Levine Oren Hannun, McGillion Michael, Levine Mark
Department of Oncology, McMaster University, Hamilton, ON, Canada.
Hamilton Health Sciences - Juravinski Cancer Centre, Hamilton, ON, Canada.
JMIR Cancer. 2020 Nov 24;6(2):e24222. doi: 10.2196/24222.

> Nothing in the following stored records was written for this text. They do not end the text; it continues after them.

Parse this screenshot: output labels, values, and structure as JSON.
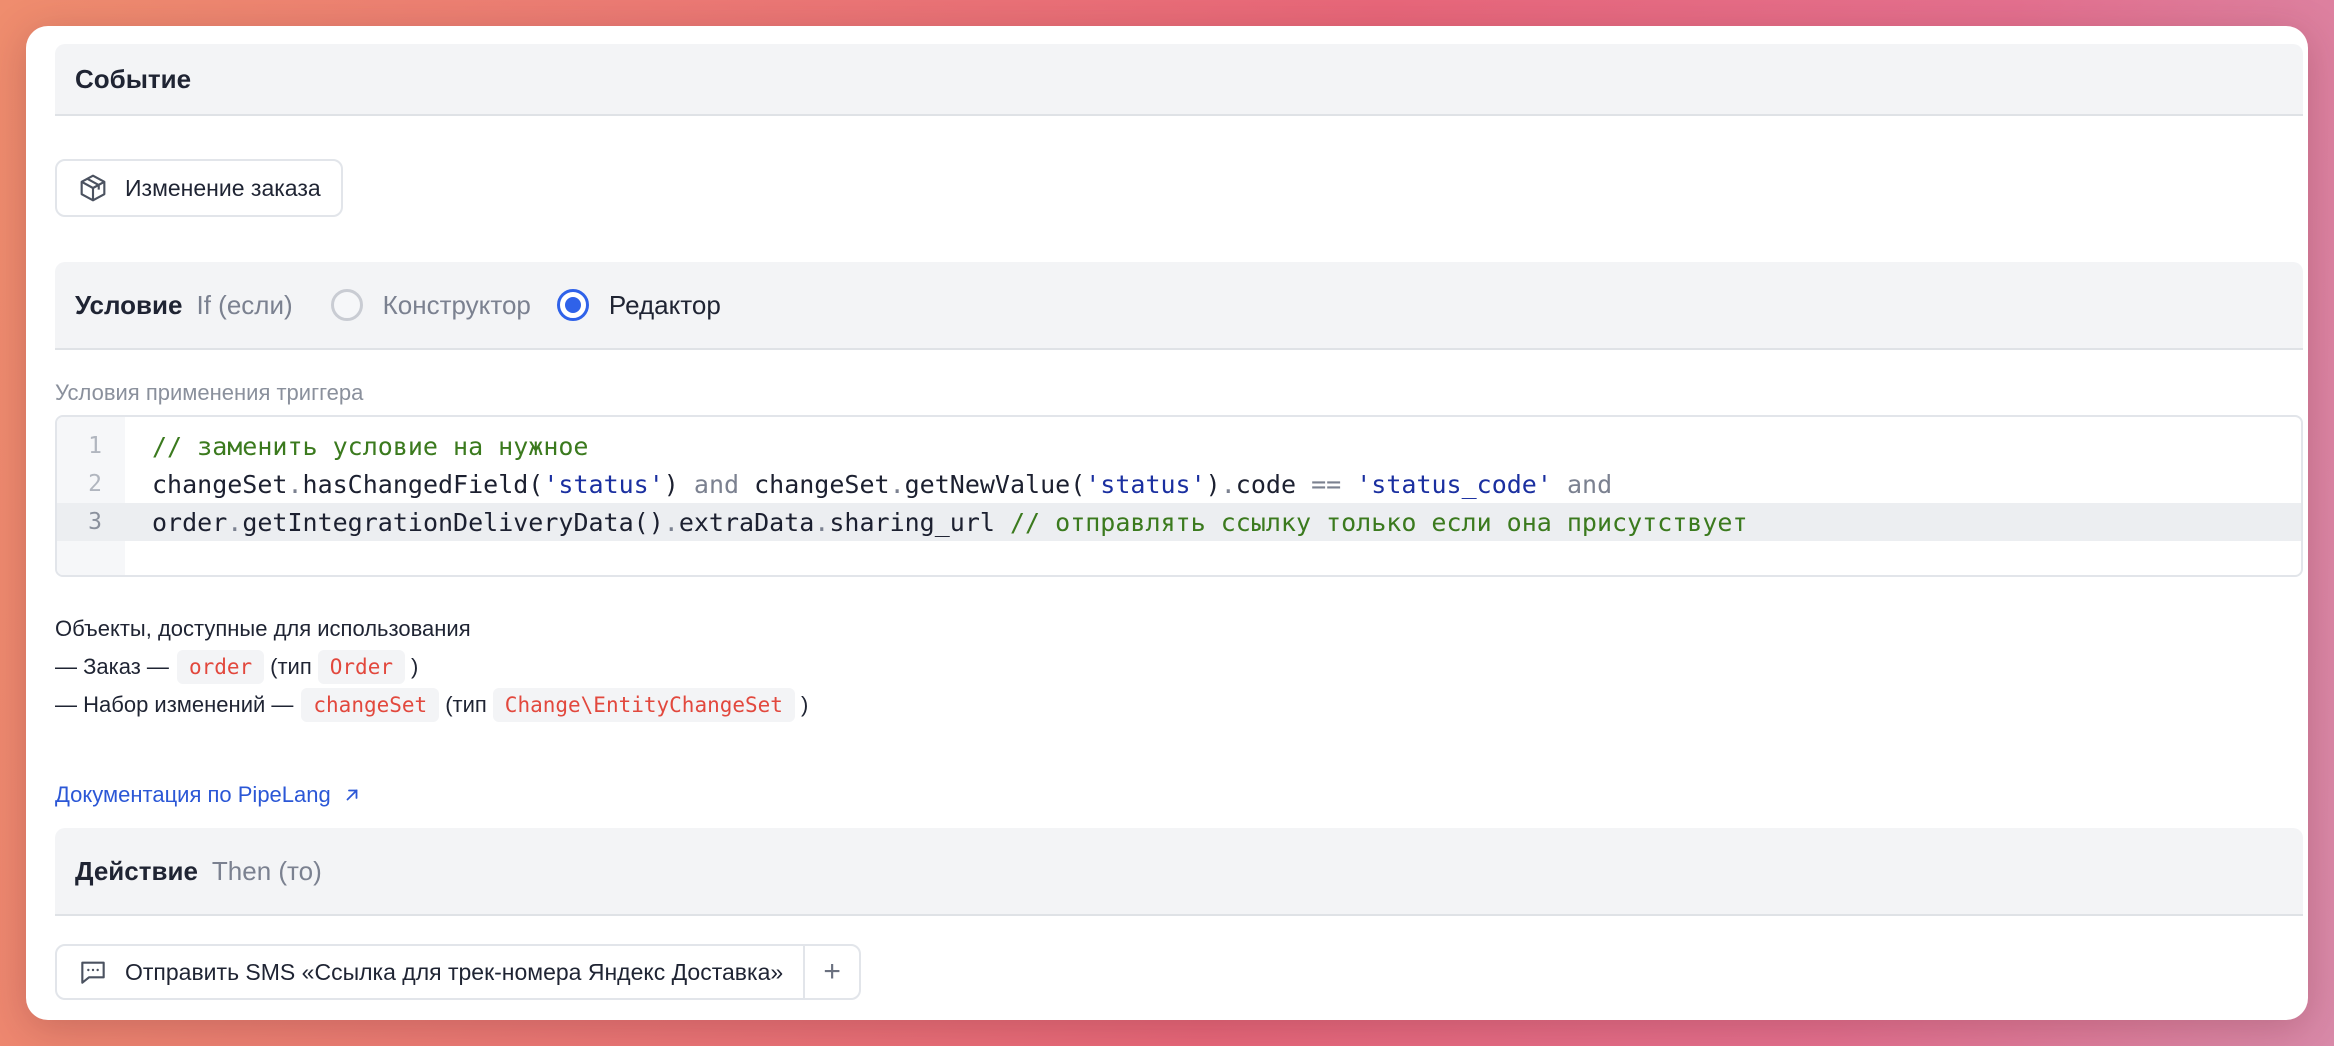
{
  "event": {
    "title": "Событие",
    "chip_label": "Изменение заказа",
    "chip_icon": "box-icon"
  },
  "condition": {
    "title": "Условие",
    "subtitle": "If (если)",
    "modes": [
      {
        "label": "Конструктор",
        "selected": false
      },
      {
        "label": "Редактор",
        "selected": true
      }
    ],
    "field_label": "Условия применения триггера",
    "code_lines": [
      {
        "number": "1",
        "text": "// заменить условие на нужное"
      },
      {
        "number": "2",
        "text": "changeSet.hasChangedField('status') and changeSet.getNewValue('status').code == 'status_code' and"
      },
      {
        "number": "3",
        "text": "order.getIntegrationDeliveryData().extraData.sharing_url // отправлять ссылку только если она присутствует"
      }
    ],
    "active_line": 3
  },
  "objects": {
    "heading": "Объекты, доступные для использования",
    "items": [
      {
        "prefix": "— Заказ —",
        "name": "order",
        "type_prefix": "(тип",
        "type": "Order",
        "suffix": ")"
      },
      {
        "prefix": "— Набор изменений —",
        "name": "changeSet",
        "type_prefix": "(тип",
        "type": "Change\\EntityChangeSet",
        "suffix": ")"
      }
    ]
  },
  "docs": {
    "link_label": "Документация по PipeLang",
    "link_icon": "arrow-up-right-icon"
  },
  "action": {
    "title": "Действие",
    "subtitle": "Then (то)",
    "button_label": "Отправить SMS «Ссылка для трек-номера Яндекс Доставка»",
    "button_icon": "message-icon",
    "add_label": "+"
  },
  "colors": {
    "accent": "#2f62e9",
    "link": "#2b57d6",
    "tag_text": "#e2483d",
    "comment": "#3b7a1e",
    "string": "#1a2fa0"
  }
}
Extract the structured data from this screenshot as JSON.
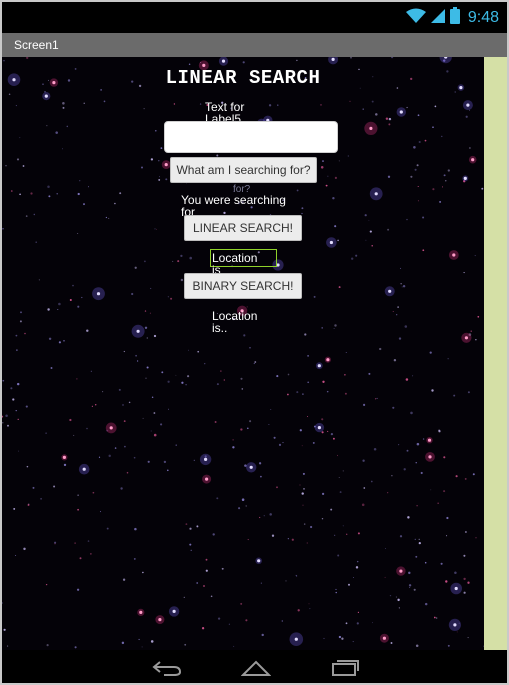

The interplay of virtual care and cancer care in the context of the COVID-19 pandemic is unique and unprecedented. Patients with cancer are at increased risk of SARS-CoV-2 infection and have worse outcomes than patients with COVID-19 who do not have cancer. Virtual care has been introduced quickly and extemporaneously in cancer treatment centers worldwide to maintain COVID-19-free zones. The outbreak of COVID-19 in a cancer center could have devastating consequences. The virtual care intervention that was first used in our cancer center, as well as many others, was a landline telephone in an office or clinic that connected a clinician with a patient. There is a lack of virtual care evaluation from the perspectives of patients and oncology health care providers. A number of factors for assessing oncology care delivered through a virtual care intervention have been described, including patient rapport, frailty, delicate conversations, team-based care, resident education, patient safety, technical effectiveness, privacy, operational effectiveness, and resource utilization. These factors are organized according to the National Quality Forum framework for the assessment of telehealth in oncology. This includes the following 4 domains of assessing outcomes: experience, access to care, effectiveness, and financial impact or cost. In terms of virtual care and oncology, the pandemic has opened the door to change. The lessons learned during the initial period of the pandemic have given rise to opportunities for the evolution of long-term virtual care. The opportunity to evaluate and improve virtual care should be seized upon.
在新冠疫情背景下,虚拟医疗与癌症护理之间的相互作用是独特且前所未有的。癌症患者感染新冠病毒的风险增加,且与未患癌症的新冠患者相比,预后更差。全球癌症治疗中心迅速且临时引入了虚拟医疗,以维持无新冠区域。癌症中心爆发新冠疫情可能会产生毁灭性后果。我们癌症中心以及许多其他中心最初使用的虚拟医疗干预措施是办公室或诊所里的一部固定电话,用于连接临床医生和患者。目前缺乏从患者和肿瘤医疗服务提供者角度对虚拟医疗的评估。已经描述了一些评估通过虚拟医疗干预提供的肿瘤护理的因素,包括患者融洽关系、虚弱状况、微妙对话、团队式护理、住院医生教育、患者安全、技术有效性、隐私、运营有效性和资源利用。这些因素是根据美国国家质量论坛评估肿瘤学远程医疗的框架进行组织的。这包括评估结果的以下4个领域:体验、获得护理的机会、有效性以及财务影响或成本。就虚拟医疗和肿瘤学而言,疫情为变革打开了大门。疫情初期吸取的经验教训为长期虚拟医疗的发展带来了机遇。应该抓住评估和改进虚拟医疗的机会。